# '06 Bowtech Allegiance tuning problem (low left tear)



## ksdeerhunter1 (Dec 21, 2006)

I have a '06 Bowtech Allegiance 28inch draw, trophy shaker pronghorn rest, 350 maxima arrows cut at 27 inches with 100gr point. Can't seem to shoot bullet holes when paper tuning. I keep on getting a low left tear. What do I need to do to get this tuned in? EZE EYE center shot is true. Arrow is level and plumb. Cams are synched. Could the cable from the Trophy taker cause cam lean causing my lower left tear, hand torque, etc.? Now I shoot left handed.... Thanks in advance for your help.


----------



## taz69 (Dec 20, 2006)

*low left tear*

you could have a few problems nock point to low, timing, or tiller adjustment. You didn't say if the bow is grouping or not, my bow tears a little high when I shoot at paper, don't care because it groups very well.


----------



## ksdeerhunter1 (Dec 21, 2006)

It groups well at 20 yds. I didn't get a chance to try at 30 or 40 yds. Tiller is at 10 1/8 both side.
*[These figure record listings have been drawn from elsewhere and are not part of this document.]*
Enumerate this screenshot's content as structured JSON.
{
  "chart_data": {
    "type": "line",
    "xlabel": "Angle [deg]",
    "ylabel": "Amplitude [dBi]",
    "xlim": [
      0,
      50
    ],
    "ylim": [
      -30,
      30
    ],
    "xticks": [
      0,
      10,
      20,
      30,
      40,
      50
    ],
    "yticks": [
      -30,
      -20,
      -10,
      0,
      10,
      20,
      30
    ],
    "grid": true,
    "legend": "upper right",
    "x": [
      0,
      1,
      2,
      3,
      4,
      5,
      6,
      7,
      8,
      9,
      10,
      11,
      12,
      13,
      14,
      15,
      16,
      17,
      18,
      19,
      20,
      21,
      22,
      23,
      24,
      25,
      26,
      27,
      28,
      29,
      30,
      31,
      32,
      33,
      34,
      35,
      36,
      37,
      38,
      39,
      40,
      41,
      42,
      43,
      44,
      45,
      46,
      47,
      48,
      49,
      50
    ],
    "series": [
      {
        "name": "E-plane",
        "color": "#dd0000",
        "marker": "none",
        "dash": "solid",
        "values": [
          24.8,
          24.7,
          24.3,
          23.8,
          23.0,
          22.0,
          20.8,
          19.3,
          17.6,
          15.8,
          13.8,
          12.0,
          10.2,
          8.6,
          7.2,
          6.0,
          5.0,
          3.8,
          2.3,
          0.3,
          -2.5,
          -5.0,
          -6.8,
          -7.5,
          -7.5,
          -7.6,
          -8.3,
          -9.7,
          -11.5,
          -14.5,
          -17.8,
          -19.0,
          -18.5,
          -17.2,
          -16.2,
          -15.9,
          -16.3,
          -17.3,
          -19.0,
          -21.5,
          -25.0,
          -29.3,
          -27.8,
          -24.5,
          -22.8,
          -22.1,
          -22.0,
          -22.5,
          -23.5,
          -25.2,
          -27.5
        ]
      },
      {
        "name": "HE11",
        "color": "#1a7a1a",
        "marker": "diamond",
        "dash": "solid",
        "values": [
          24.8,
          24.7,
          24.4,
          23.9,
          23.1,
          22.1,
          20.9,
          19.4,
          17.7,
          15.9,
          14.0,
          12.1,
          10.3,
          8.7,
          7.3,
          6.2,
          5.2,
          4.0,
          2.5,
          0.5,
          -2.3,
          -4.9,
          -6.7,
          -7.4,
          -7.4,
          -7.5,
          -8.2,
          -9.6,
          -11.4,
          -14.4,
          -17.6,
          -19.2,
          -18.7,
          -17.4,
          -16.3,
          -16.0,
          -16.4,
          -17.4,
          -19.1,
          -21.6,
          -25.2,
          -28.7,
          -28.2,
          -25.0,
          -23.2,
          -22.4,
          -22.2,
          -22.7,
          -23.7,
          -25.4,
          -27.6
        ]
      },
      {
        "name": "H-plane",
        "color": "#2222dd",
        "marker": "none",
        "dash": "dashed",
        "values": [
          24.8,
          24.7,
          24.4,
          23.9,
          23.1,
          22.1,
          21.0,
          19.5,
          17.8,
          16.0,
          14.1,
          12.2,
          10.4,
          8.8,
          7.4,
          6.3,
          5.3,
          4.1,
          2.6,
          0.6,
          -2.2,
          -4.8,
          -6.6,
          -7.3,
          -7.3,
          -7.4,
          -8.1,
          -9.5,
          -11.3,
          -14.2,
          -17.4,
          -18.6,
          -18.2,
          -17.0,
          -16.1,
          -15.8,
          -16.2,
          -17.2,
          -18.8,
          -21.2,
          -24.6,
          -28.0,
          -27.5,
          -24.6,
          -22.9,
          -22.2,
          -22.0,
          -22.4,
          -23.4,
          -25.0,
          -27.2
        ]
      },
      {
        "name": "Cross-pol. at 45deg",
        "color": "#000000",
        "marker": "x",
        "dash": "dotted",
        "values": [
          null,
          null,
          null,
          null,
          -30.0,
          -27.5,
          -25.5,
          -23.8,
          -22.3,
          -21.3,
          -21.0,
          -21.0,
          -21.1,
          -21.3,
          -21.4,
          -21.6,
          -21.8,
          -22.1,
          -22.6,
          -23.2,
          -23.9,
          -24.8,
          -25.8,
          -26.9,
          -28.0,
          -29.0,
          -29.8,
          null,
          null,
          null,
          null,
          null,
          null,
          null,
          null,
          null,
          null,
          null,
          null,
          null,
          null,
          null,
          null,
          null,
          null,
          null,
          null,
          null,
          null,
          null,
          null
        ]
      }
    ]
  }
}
The cams are at dot 5, outside bow limb. I'll try to raise the nock and see what it does. Thanks for the information.:smile:


----------



## eugene1e® (Sep 24, 2005)

You should have 6 dots showing outside of limbs


----------



## ksdeerhunter1 (Dec 21, 2006)

Eugene1e,

What do I do to get the 6th dot outside of limb. Increase control cable twist or decrease twists? Thanks,


----------



## eugene1e® (Sep 24, 2005)

Im thinking you need to twist the sting not cables


----------



## ksdeerhunter1 (Dec 21, 2006)

*Low Left Fixed!!!!*

I installed new strings and cables. Vapor Trail of course. I still had factory strings on when I was describing lower left tear post. Cycled with 25 shots, installed peep, twisted everthing to get 6 dots outside limbs, moved arrow rest out to the right 1/16 or tad more and raised nock a little. Shooting sweet. Walk back tuned to verify center shot and grouping. Shooting better than I thought it would. These are a lot easier than single cams to tune. Tried broadheads and feel good compared to field tip grouping. I really enjoy shooting this bow and like the new STRIKERS from G5 for hunting. Thanks for all the help in this thread and others I read to help out. AT is the place 2B.


----------